For larger sites, it may be useful to have additional groups and permission levels that are tailored to the purpose of the site. I recommend you for the beginning to use the predefined SharePoint groups and permission level and adjust it later if necessary.
Full control: This permission level contains all permissions. This permission level cannot be customized or deleted. By default, the site owner has this permission. Any user with full control can add, update, and delete site components, site members, and list content.
Design: This permission level allows users to customize pages, as well as to add, update, and delete list and library content.
Edit: This permission level was introduced with SharePoint 2013 as the default permission level for Members. They can add, edit and delete lists; can view, add, update and delete list items and documents. This is unfortunate and can be changed. More about this later.
Contribute: This is the most common type of permission granted to project team members.
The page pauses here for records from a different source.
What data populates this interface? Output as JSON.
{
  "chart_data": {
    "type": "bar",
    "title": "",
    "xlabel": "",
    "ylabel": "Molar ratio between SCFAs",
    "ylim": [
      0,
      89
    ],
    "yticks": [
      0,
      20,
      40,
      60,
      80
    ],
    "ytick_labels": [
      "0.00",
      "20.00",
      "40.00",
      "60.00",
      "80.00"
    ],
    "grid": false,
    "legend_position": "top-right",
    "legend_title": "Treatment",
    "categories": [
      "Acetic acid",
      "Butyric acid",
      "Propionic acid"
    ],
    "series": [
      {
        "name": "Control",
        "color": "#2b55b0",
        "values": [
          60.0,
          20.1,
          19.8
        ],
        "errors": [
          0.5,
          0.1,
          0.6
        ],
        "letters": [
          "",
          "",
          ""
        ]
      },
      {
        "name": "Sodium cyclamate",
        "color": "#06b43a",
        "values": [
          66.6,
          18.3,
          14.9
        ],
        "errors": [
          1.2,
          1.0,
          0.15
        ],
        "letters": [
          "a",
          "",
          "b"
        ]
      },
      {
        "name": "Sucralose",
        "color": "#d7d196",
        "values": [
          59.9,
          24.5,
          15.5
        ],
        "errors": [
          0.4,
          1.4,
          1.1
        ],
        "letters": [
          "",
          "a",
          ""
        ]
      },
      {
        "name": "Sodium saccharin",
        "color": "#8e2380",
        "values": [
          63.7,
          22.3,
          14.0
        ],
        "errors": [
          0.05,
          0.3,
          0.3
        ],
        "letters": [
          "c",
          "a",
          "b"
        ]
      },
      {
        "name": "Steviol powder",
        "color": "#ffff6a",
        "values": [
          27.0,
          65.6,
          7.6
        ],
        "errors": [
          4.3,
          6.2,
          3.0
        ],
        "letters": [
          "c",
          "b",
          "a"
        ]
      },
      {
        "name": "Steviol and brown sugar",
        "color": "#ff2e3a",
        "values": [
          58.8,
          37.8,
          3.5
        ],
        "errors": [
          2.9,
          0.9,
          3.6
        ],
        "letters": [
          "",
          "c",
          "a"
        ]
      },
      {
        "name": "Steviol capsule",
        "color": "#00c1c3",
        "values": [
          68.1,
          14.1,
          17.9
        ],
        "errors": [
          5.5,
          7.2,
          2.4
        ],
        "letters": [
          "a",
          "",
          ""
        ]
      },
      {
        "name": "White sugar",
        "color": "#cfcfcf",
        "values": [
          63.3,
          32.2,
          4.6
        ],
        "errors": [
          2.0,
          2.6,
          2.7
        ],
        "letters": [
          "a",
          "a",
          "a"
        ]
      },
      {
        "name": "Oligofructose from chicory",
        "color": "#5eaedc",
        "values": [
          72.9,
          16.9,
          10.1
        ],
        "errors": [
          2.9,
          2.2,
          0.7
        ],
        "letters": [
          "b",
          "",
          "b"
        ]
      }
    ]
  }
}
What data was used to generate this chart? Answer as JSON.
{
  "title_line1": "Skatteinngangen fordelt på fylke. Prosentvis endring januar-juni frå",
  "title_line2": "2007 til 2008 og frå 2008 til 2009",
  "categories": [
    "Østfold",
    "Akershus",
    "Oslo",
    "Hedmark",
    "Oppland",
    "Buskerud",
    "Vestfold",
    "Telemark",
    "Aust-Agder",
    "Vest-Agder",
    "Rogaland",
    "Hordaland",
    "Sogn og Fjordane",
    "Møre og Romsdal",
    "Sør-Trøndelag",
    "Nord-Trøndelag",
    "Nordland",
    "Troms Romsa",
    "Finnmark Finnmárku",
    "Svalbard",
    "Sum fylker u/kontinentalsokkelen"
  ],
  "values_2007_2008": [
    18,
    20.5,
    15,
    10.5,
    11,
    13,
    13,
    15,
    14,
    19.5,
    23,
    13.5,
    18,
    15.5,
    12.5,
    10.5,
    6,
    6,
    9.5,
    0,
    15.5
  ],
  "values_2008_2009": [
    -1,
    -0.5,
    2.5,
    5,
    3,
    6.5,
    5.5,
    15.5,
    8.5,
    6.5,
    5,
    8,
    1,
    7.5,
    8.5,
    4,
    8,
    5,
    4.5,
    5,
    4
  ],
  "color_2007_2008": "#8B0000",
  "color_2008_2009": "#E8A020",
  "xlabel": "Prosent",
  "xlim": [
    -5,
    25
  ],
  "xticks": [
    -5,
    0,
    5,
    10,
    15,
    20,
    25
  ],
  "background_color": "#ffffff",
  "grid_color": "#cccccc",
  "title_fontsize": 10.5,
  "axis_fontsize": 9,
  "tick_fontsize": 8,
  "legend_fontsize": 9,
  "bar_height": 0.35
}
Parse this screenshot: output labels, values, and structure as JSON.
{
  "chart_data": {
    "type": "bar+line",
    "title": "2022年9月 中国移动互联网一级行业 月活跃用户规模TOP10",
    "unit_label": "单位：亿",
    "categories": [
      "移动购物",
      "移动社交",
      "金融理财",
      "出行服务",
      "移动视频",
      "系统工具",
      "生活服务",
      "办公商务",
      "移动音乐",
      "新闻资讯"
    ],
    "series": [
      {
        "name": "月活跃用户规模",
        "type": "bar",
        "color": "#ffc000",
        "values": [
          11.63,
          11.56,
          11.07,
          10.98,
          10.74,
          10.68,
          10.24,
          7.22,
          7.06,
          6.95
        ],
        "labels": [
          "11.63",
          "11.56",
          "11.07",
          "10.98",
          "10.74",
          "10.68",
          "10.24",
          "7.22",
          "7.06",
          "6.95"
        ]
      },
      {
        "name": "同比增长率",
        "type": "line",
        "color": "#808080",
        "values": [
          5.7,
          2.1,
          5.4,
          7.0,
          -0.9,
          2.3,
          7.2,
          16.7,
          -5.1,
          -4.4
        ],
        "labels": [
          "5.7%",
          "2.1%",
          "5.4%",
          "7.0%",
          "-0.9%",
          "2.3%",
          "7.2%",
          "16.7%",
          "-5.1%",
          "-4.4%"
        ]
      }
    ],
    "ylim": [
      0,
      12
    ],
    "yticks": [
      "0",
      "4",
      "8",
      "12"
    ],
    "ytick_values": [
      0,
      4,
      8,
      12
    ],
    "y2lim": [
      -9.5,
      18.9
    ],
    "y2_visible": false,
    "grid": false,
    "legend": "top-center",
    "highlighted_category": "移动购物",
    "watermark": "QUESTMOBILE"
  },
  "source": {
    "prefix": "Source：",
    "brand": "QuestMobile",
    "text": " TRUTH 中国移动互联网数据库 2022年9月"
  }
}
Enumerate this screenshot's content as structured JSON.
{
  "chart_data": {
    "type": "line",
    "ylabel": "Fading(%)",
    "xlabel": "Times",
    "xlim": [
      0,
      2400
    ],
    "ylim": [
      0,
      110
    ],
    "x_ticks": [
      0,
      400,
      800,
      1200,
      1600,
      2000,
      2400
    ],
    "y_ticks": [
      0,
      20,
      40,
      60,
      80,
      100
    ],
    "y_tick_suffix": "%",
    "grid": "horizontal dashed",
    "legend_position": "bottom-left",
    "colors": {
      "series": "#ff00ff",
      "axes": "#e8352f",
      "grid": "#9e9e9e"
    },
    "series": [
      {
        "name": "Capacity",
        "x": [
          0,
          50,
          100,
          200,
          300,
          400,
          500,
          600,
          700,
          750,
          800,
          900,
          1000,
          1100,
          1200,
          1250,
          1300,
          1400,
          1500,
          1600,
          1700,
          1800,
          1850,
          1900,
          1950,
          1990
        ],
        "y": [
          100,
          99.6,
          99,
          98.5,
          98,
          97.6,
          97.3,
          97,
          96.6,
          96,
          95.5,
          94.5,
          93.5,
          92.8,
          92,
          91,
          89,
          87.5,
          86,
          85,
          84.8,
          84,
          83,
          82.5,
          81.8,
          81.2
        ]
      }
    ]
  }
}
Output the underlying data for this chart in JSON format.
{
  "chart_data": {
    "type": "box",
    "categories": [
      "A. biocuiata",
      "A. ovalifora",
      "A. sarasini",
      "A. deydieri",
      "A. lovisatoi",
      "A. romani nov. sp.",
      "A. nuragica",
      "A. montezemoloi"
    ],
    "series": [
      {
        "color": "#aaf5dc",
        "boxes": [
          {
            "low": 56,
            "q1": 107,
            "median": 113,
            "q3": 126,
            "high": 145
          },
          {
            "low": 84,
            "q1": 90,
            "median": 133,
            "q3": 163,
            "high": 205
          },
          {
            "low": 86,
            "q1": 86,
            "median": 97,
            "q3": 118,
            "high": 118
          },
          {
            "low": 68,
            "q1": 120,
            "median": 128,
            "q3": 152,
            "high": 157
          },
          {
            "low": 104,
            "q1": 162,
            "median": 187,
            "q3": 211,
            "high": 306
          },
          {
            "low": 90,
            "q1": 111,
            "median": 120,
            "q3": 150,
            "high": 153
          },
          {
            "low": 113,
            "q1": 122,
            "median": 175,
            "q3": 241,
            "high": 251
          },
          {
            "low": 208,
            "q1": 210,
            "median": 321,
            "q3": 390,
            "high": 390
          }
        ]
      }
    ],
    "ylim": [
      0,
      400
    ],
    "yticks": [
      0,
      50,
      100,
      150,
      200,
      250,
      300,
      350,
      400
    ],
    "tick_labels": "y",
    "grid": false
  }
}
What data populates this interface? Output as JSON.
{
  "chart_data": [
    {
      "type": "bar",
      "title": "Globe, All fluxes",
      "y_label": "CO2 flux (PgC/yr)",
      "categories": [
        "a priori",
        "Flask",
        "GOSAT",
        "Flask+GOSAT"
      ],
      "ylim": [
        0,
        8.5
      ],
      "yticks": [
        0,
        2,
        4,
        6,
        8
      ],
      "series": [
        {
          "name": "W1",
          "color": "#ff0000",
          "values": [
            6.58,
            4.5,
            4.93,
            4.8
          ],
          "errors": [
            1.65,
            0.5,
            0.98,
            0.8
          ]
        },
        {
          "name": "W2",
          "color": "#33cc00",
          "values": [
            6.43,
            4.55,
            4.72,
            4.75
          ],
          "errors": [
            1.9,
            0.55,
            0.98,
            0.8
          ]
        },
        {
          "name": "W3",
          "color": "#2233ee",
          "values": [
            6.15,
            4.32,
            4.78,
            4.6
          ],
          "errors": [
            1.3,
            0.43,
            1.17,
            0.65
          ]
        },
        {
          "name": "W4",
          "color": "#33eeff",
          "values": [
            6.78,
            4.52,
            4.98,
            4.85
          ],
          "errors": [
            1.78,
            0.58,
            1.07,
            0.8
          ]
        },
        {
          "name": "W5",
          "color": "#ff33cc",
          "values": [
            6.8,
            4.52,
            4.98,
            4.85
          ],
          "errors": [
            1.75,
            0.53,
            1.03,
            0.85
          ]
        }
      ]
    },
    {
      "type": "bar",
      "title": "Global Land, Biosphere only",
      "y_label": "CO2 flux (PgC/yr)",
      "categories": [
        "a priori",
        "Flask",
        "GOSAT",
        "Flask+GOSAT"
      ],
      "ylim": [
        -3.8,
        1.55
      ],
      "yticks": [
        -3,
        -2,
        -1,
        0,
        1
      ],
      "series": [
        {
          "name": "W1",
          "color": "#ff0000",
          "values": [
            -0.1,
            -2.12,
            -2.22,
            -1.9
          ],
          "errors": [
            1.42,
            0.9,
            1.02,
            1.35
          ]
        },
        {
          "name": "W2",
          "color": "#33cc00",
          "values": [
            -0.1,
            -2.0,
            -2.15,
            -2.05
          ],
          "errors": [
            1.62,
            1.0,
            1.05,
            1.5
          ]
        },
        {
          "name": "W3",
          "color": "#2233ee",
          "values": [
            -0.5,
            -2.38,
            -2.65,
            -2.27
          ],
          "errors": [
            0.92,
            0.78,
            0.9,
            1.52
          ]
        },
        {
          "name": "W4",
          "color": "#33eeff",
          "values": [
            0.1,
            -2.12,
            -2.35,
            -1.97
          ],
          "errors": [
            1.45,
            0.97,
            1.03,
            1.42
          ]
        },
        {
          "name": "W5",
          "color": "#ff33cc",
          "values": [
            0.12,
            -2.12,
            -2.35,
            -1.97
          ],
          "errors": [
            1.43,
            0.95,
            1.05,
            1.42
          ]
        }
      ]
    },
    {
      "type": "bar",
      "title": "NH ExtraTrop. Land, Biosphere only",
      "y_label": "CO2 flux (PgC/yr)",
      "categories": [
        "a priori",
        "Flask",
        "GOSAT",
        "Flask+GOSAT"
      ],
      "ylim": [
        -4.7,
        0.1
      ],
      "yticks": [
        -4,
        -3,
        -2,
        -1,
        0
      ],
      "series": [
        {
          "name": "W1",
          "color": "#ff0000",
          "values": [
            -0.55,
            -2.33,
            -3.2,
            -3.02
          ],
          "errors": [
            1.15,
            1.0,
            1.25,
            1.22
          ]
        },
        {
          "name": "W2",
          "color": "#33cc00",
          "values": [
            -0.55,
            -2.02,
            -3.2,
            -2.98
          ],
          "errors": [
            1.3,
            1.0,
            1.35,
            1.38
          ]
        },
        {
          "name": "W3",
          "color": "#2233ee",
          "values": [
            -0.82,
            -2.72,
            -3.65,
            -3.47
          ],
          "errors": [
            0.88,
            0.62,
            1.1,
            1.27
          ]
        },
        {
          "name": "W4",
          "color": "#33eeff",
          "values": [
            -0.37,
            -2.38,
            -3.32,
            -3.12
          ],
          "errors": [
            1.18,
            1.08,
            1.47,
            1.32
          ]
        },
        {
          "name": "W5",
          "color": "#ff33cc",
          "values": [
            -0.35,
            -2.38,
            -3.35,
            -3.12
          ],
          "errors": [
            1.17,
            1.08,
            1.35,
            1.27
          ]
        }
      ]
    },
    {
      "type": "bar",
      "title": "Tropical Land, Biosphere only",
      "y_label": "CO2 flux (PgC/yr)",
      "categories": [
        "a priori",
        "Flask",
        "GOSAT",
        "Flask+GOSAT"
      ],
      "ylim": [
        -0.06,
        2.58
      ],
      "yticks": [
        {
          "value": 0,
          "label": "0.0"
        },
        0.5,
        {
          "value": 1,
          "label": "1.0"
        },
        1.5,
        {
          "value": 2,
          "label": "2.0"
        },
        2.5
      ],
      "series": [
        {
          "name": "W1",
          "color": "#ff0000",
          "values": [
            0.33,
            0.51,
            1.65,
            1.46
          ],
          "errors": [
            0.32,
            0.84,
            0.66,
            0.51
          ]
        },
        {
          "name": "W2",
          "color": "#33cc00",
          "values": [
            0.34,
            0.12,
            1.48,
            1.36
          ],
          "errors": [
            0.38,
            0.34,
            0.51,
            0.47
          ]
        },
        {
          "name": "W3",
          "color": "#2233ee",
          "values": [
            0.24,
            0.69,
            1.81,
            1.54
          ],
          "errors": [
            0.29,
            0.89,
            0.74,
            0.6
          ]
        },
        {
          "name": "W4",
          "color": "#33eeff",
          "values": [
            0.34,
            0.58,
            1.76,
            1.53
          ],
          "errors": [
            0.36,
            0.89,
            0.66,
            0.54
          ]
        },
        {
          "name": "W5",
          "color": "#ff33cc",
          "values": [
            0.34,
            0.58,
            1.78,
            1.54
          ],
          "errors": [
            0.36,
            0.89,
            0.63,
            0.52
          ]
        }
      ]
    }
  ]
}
Users with this permission level can add, update, and delete list and library content.
Read: This level grants read-only access to the site. This is fine for Stakeholder, who do not need to create information, e.g. Group Audit, Steering Committee and Senior Management.
Limited Access: This level is automatically assigned by SharePoint. You cannot assign Limited Access permissions directly to a user or group yourself. You don’t need this permission level for your work.
Permission Levels are assigned to SharePoint Groups. When someone requests access to your site, you assign them to a specific user group. Depending on your assignment, this person receives the right to change documents (Edit) or read them only (Read).
It is also possible to give people permission directly to a document library, list or document. But this shouldn’t be done!